録音された音楽の出力


「音楽にとって展示作品というのは、大量複製されてちいさいスピーカーを直接耳の中にいれて聴かれる録音された音楽の貧しい末路に対する、音楽家の側からの異議提出になるし、なにより録音された音楽の使い道としては、最高に贅沢な方法だと思うのだ。」という大友良英氏のブログにあった言葉は素晴らしい。かつ同時に、自分が普段、如何に音楽を矮小化して聴いているのかを痛感させられてドキッとするというか、自分の駄目さにちょっとしょげるような気分にもさせられる。
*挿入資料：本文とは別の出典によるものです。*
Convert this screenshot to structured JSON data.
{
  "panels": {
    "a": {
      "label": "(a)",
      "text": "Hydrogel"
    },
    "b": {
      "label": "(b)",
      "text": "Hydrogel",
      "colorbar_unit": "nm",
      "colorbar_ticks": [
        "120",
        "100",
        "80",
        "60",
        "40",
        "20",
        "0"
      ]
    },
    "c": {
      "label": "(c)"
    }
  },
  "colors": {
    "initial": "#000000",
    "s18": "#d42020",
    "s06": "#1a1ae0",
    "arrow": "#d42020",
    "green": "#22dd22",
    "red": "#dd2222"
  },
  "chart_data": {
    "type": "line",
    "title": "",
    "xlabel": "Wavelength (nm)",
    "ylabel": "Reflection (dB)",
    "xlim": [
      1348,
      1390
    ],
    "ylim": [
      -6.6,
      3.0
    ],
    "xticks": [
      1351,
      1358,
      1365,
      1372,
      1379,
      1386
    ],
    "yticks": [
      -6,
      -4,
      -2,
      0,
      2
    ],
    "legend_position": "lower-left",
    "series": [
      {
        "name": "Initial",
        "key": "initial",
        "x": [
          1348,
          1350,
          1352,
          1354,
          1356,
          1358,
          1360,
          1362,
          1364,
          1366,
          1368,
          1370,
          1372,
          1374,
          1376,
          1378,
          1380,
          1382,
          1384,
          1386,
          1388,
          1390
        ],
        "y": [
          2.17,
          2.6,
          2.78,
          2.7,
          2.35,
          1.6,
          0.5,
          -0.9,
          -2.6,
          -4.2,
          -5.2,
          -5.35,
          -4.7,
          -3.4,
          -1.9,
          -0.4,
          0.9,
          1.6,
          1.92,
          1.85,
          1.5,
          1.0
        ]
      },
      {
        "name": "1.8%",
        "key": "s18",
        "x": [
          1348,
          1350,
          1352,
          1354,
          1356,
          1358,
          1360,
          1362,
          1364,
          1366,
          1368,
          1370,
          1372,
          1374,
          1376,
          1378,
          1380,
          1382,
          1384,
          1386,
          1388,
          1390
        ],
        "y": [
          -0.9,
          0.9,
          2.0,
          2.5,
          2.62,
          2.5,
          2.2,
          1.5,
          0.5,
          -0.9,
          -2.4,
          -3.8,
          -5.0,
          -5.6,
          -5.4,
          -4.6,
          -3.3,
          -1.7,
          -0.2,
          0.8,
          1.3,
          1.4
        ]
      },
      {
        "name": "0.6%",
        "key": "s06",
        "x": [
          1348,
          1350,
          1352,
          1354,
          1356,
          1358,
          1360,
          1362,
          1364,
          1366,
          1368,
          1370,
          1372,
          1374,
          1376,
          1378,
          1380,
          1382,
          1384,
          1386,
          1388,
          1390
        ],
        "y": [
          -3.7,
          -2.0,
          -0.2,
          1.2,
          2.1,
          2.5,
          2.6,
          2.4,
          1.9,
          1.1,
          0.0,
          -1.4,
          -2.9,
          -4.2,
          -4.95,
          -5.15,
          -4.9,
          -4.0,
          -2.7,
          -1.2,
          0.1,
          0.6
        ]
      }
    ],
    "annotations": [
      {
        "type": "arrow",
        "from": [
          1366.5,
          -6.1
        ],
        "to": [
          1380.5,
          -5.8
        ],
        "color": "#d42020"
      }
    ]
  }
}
最近CDを普通にプレイヤーで再生して、アンプを通してスピーカーで、そこそこ大きな音で聴くのが楽しくて、CDが山積みになってる部屋に再生装置を持ってきて、そこで気の向くままにいろんなCDを聴いているのだが、もちろんみんな今まで聴いてきたものばかりなのだが、しかし10代の頃から今に至るまで、如何にたくさんの音楽をヘッドフォンステレオだけで聴いてきたのか?というのを痛感させられる程、何を聴いてもかなり新鮮である。聴きなおしてみると全然違う。ボリュームを上げるだけで聴こえてくるものが違う。別にうちにある再生システムは全く高級でもなんでもない。でもかなり違うのだ。


っていうか、そんなの実につまらない話でイヤホンで聴いてたものをスピーカーにしました、というだけなら、「録音された音楽の使い道」として、二番目か三番目に貧相の順位が入れ替わったくらいの事でしかないのだろう思うが、でもそこはまあ、さておくとして、再生方法が変わったから新鮮に感じる、というのもあるのだろうが、それよりもむしろ聴く態度が違うのだ。たぶんそういうところで普段から新鮮な気持ちでいるのが大事です。


(まあでもその新鮮さって、単に出力波形の違いだけで、音楽の違いではないのでは?、という自分への疑いもある。要するにオーディオとか音質とかに凝りだすのの前兆なんじゃないの?的な。オーディオマニアの一番怖いところは、今聴こえている音自体を「未だ未完成の状態」ととらえてしまう性癖だろう。録音された音楽を聴くのに最適な環境作りに頑張ってるのと、録音された音楽を聴くこと自体はまるで別のことである。)